大きな咢が開かれ、逃げられない俺に対しても呵責ない素早さでその巨体が迫り来る。
まだ何もしてないのに、何をしたいのかもわかってないのに、俺はこんなところでトカゲの化け物に食い殺されるみたいだ。
そう覚悟を決めてしまったら、痛みも焦りも一気に遠退いていく。
さすがにもう三回目ともなると、死ぬのにも慣れたもんだ。この激痛から解放されるなら、死ぬのも悪くないか。もしかしたらまた別の人生を歩めるかもしれないんだから、今回の失敗はその時活かそう……。
俺は無駄に足掻くのをやめた。迫り来る咢をただ茫然と眺める。最後は痛くなきゃいいな、とか考えてたら、俺の身体が何かに突き飛ばされた。
「ばばさまぁっ!」
リリカの悲鳴が今度はルゥ婆の名を叫んだ。
気が付けば、ルゥ婆の顔が目の前にあった。
「シューお嬢様、ご安心くださいな。そのくらいの怪我であれば、今のリリカでも十分治せるはずでございますよ」
俺の恐怖を慰めるように、ルゥ婆が優しく教えてくれた。朦朧とする頭で「そうなのか、凄いんだなリリカは……」と考える。遠くから、誰かの咽び泣く声が聞こえる。
リリカの泣き声だ。リリカは泣き虫だから、この泣き声は耳に馴染んでる。だからすぐにわかる。泣いているのはリリカだ。
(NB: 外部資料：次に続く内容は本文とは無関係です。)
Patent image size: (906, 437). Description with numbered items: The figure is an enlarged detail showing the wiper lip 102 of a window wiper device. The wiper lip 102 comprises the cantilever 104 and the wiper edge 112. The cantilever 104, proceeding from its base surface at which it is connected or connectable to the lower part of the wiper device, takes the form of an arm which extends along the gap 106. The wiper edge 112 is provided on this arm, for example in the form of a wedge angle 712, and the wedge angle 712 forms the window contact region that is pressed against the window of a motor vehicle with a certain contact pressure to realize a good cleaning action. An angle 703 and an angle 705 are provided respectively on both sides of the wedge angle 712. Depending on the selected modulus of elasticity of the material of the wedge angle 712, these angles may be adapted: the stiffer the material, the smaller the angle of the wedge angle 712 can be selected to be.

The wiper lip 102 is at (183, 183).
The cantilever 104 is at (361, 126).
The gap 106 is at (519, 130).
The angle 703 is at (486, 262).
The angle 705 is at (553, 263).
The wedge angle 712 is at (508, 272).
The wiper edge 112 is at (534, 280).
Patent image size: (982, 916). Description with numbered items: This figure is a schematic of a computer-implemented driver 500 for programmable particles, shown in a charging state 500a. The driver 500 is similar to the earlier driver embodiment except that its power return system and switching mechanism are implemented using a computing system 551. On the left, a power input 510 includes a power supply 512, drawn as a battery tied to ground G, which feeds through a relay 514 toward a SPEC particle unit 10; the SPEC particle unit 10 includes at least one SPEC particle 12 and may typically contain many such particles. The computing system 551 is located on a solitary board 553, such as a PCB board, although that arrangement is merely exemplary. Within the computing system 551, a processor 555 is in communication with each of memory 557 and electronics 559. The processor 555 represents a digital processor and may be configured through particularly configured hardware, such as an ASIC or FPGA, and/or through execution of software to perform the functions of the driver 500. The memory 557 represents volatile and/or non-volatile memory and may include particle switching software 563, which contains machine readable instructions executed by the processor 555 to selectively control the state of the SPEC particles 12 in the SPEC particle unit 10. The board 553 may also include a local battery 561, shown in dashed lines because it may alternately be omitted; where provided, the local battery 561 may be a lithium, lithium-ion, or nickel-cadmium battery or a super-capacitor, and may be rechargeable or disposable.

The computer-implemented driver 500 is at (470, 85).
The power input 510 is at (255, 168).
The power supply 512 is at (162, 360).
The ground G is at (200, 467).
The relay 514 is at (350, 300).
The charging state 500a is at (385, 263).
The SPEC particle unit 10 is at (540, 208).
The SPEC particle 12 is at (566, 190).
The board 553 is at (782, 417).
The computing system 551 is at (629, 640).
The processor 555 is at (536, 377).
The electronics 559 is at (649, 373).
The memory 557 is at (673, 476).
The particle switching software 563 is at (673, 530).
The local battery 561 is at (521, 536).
なんで泣いてるんだ。俺が怪我をしたから? でもそれはリリカが治せるはずだ。じゃあなんで、じゃあどうして?
霞む視界の向こうに、レッサードラゴンの灰色の巨体が山のように見えた。その稜線を辿っていき、俺は潰れた肺に無理矢理息を吸い込んだ。
ルゥ婆が、食われてた。
大口の端から端に長い杖を引っ掛けているから飲み込まれるのは防いでいるものの、その牙までは止めようもない。
ルゥ婆は俺の代わりに、杖を持ったままの右半身をその咢に差し出していた。
レッサードラゴンのわずかな口の隙間から味わっているような、満足気な吐息がゲフゥと洩れて、血生臭い風が俺の顔を叩く。
「ルゥ……ば……」
「大丈夫です、お嬢様はこのルゥが必ずお守りしますから」
そう微笑むルゥ婆の皺が寄った唇から、血が流れた。傷が内臓にまで達しているってことか。
俺の油断が、ルゥ婆を殺そうとしている。
俺がこんなところに来たから、ルゥ婆が死のうとしている。
俺、ルゥ婆を助けに来たはずなのに……俺、ルゥ婆に生きていて欲しかっただけなのに……。
なんでこんな事になるんだよ、ありえねえだろ、おかしいだろ、誰のせいだよ――。
「あなた」
声が俺の口から独りでに漏れていた。
「あなたがいるから……」
それは俺の声なのに、俺の意識とは関係なく喋っていた。
身体が勝手に動いた。動かないと思っていたはずの身体が独りでに動いて、立ち上がり、レッサードラゴンに近づいていく。
レッサードラゴンは静かだった。動かなかった。
いや、レッサードラゴンだけじゃない。ルゥ婆も、リリカも、世界の全てが凍り付いたように動かない。動いてるのは、俺じゃない俺の身体だけ。
「えーと」
のんびりした声で、焼けて炭と化した木剣の柄を握りしめる。焼けぼっくいと化したそれは相変わらずレッサードラゴンの眼窩に突き立ったままだ。
「こうかしら?」
俺は自分の身体の中で得体の知れない力が……いや、違う。今まで扱ったことがないほど大量にして高密度のエーテルだ。それが俺の門晶を軋ませながら体内に流れ込んできて、弾けた。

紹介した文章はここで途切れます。